Bahkan saat banyak orang berlarian mengejar dunia, anak pesantren tetap setia pada kesederhanaan. Makan dengan menu seadanya, tidur beralas tikar, dan belajar dengan cahaya remang. Tapi dari situ justru lahir kekuatan batin yang sulit ditandingi. Karena mereka terbiasa menahan rindu, menahan lapar, menahan amarah—dan menggantinya dengan doa.
Di pesantren, bukan hanya ayat yang dihafal, tapi doa-doa yang disematkan dalam setiap langkah. Santri tidak hanya membaca kitab, tapi membaca kehidupan. Sementara madrasah mengantar anak menjadi intelektual Muslim, pesantren menempa jiwa agar menjadi pribadi yang kuat menghadapi fitnah zaman. Keduanya saling melengkapi, seperti dua sisi mata uang yang tak bisa dipisah.
Bukan berarti yang satu lebih baik dari yang lain. Keduanya jalan mulia. Tapi bagi siapa pun yang ingin memahami mengapa anak pesantren sering begitu kokoh saat menghadapi hidup—lihatlah bagaimana mereka ditempa, bukan hanya oleh pelajaran, tapi oleh keadaan dan suasana yang mendidik hati. Mereka bukan sekadar lulusan pendidikan, tapi lulusan kehidupan.

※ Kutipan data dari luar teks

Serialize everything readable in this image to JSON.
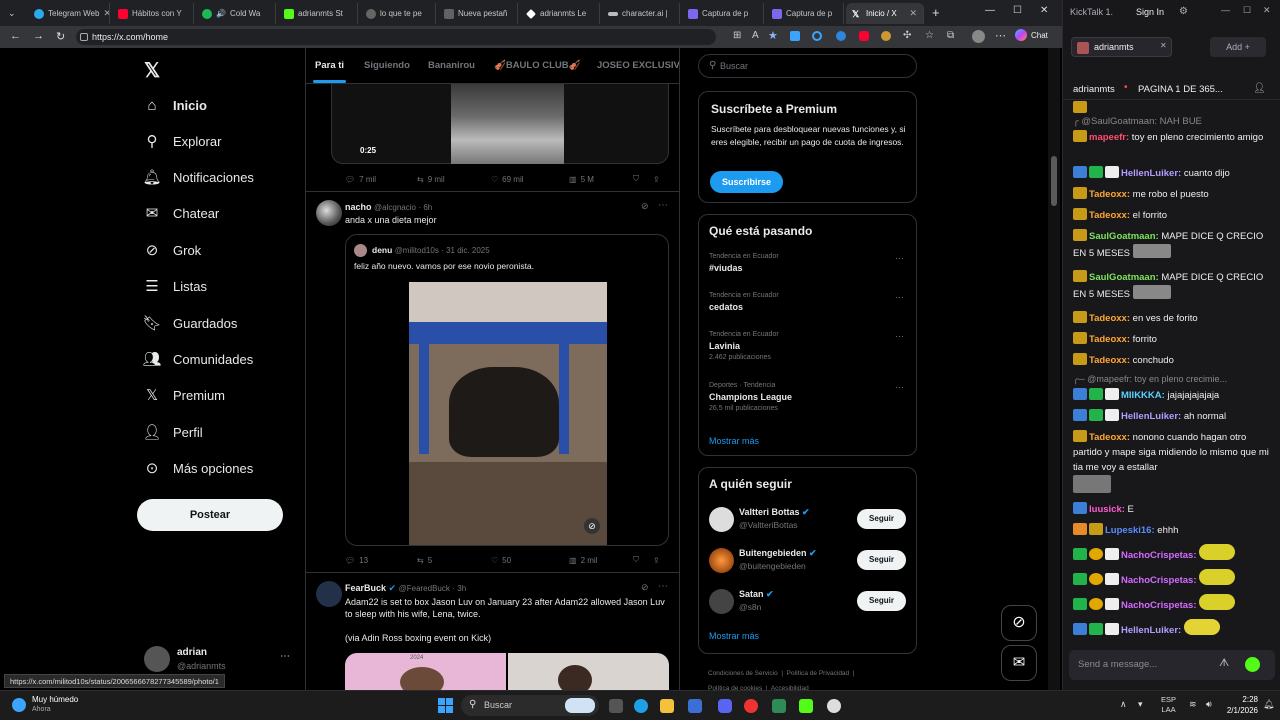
{
  "browser": {
    "tabs": [
      {
        "label": "Telegram Web",
        "color": "#2aabee"
      },
      {
        "label": "Hábitos con Y",
        "color": "#ff0033"
      },
      {
        "label": "Cold Wa",
        "color": "#1db954"
      },
      {
        "label": "adrianmts St",
        "color": "#53fc18"
      },
      {
        "label": "lo que te pe",
        "color": "#888888"
      },
      {
        "label": "Nueva pestañ",
        "color": "#5f6368"
      },
      {
        "label": "adrianmts Le",
        "color": "#ffffff"
      },
      {
        "label": "character.ai |",
        "color": "#bbbbbb"
      },
      {
        "label": "Captura de p",
        "color": "#7b68ee"
      },
      {
        "label": "Captura de p",
        "color": "#7b68ee"
      },
      {
        "label": "Inicio / X",
        "color": "#ffffff"
      }
    ],
    "url": "https://x.com/home",
    "chat_label": "Chat",
    "status_url": "https://x.com/militod10s/status/2006566678277345589/photo/1"
  },
  "x_nav": {
    "items": [
      "Inicio",
      "Explorar",
      "Notificaciones",
      "Chatear",
      "Grok",
      "Listas",
      "Guardados",
      "Comunidades",
      "Premium",
      "Perfil",
      "Más opciones"
    ],
    "post_label": "Postear",
    "account_name": "adrian",
    "account_handle": "@adrianmts"
  },
  "feed": {
    "tabs": [
      "Para ti",
      "Siguiendo",
      "Bananirou",
      "🎻BAULO CLUB🎻",
      "JOSEO EXCLUSIVE"
    ],
    "post0": {
      "video_time": "0:25",
      "replies": "7 mil",
      "reposts": "9 mil",
      "likes": "69 mil",
      "views": "5 M"
    },
    "post1": {
      "name": "nacho",
      "handle": "@alcgnacio",
      "time": "· 6h",
      "text": "anda x una dieta mejor",
      "quote_name": "denu",
      "quote_handle": "@militod10s",
      "quote_time": "· 31 dic. 2025",
      "quote_text": "feliz año nuevo. vamos por ese novio peronista.",
      "replies": "13",
      "reposts": "5",
      "likes": "50",
      "views": "2 mil"
    },
    "post2": {
      "name": "FearBuck",
      "handle": "@FearedBuck",
      "time": "· 3h",
      "text": "Adam22 is set to box Jason Luv on January 23 after Adam22 allowed Jason Luv to sleep with his wife, Lena, twice.",
      "text2": "(via Adin Ross boxing event on Kick)",
      "photo_text": "2024"
    }
  },
  "right": {
    "search_placeholder": "Buscar",
    "premium_title": "Suscríbete a Premium",
    "premium_text": "Suscríbete para desbloquear nuevas funciones y, si eres elegible, recibir un pago de cuota de ingresos.",
    "premium_button": "Suscribirse",
    "trends_title": "Qué está pasando",
    "trends": [
      {
        "meta": "Tendencia en Ecuador",
        "name": "#viudas",
        "count": ""
      },
      {
        "meta": "Tendencia en Ecuador",
        "name": "cedatos",
        "count": ""
      },
      {
        "meta": "Tendencia en Ecuador",
        "name": "Lavinia",
        "count": "2.462 publicaciones"
      },
      {
        "meta": "Deportes · Tendencia",
        "name": "Champions League",
        "count": "26,5 mil publicaciones"
      }
    ],
    "show_more": "Mostrar más",
    "follow_title": "A quién seguir",
    "follow": [
      {
        "name": "Valtteri Bottas",
        "handle": "@ValtteriBottas"
      },
      {
        "name": "Buitengebieden",
        "handle": "@buitengebieden"
      },
      {
        "name": "Satan",
        "handle": "@s8n"
      }
    ],
    "follow_label": "Seguir",
    "footer": [
      "Condiciones de Servicio",
      "Política de Privacidad",
      "Política de cookies",
      "Accesibilidad"
    ]
  },
  "kick": {
    "app_title": "KickTalk 1.",
    "sign_in": "Sign In",
    "channel": "adrianmts",
    "add_label": "Add",
    "header_name": "adrianmts",
    "header_title": "PAGINA 1 DE 365...",
    "messages": [
      {
        "user": "",
        "text": "cuanto"
      },
      {
        "user": "",
        "text": "@SaulGoatmaan: NAH BUE"
      },
      {
        "user": "mapeefr:",
        "text": "toy en pleno crecimiento amigo",
        "color": "#ff4d6d"
      },
      {
        "user": "HellenLuiker:",
        "text": "cuanto dijo",
        "color": "#b39dff"
      },
      {
        "user": "Tadeoxx:",
        "text": "me robo el puesto",
        "color": "#ffa733"
      },
      {
        "user": "Tadeoxx:",
        "text": "el forrito",
        "color": "#ffa733"
      },
      {
        "user": "SaulGoatmaan:",
        "text": "MAPE DICE Q CRECIO EN 5 MESES",
        "color": "#7ce35a"
      },
      {
        "user": "SaulGoatmaan:",
        "text": "MAPE DICE Q CRECIO EN 5 MESES",
        "color": "#7ce35a"
      },
      {
        "user": "Tadeoxx:",
        "text": "en ves de forito",
        "color": "#ffa733"
      },
      {
        "user": "Tadeoxx:",
        "text": "forrito",
        "color": "#ffa733"
      },
      {
        "user": "Tadeoxx:",
        "text": "conchudo",
        "color": "#ffa733"
      },
      {
        "user": "",
        "text": "@mapeefr: toy en pleno crecimie..."
      },
      {
        "user": "MIIKKKA:",
        "text": "jajajajajajaja",
        "color": "#5ad1ff"
      },
      {
        "user": "HellenLuiker:",
        "text": "ah normal",
        "color": "#b39dff"
      },
      {
        "user": "Tadeoxx:",
        "text": "nonono cuando hagan otro partido y mape siga midiendo lo mismo que mi tia me voy a estallar",
        "color": "#ffa733"
      },
      {
        "user": "luusick:",
        "text": "E",
        "color": "#ff5ad1"
      },
      {
        "user": "Lupeski16:",
        "text": "ehhh",
        "color": "#5a8cff"
      },
      {
        "user": "NachoCrispetas:",
        "text": "",
        "color": "#d46bff"
      },
      {
        "user": "NachoCrispetas:",
        "text": "",
        "color": "#d46bff"
      },
      {
        "user": "NachoCrispetas:",
        "text": "",
        "color": "#d46bff"
      },
      {
        "user": "HellenLuiker:",
        "text": "",
        "color": "#b39dff"
      }
    ],
    "input_placeholder": "Send a message..."
  },
  "taskbar": {
    "weather_title": "Muy húmedo",
    "weather_sub": "Ahora",
    "search": "Buscar",
    "lang": "ESP",
    "lang2": "LAA",
    "time": "2:28",
    "date": "2/1/2026"
  }
}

Mari kita muhasabah, sudahkah kita memberi ruang bagi anak-anak kita untuk merasakan pendidikan yang membentuk jiwa, bukan hanya otak? Sudahkah kita menghargai para kiai dan guru madrasah yang berjuang dalam diam? Karena sejatinya, keduanya adalah lentera yang menjaga cahaya Islam tetap menyala—di ruang kelas, dan di gelapnya malam pondok.[Ba]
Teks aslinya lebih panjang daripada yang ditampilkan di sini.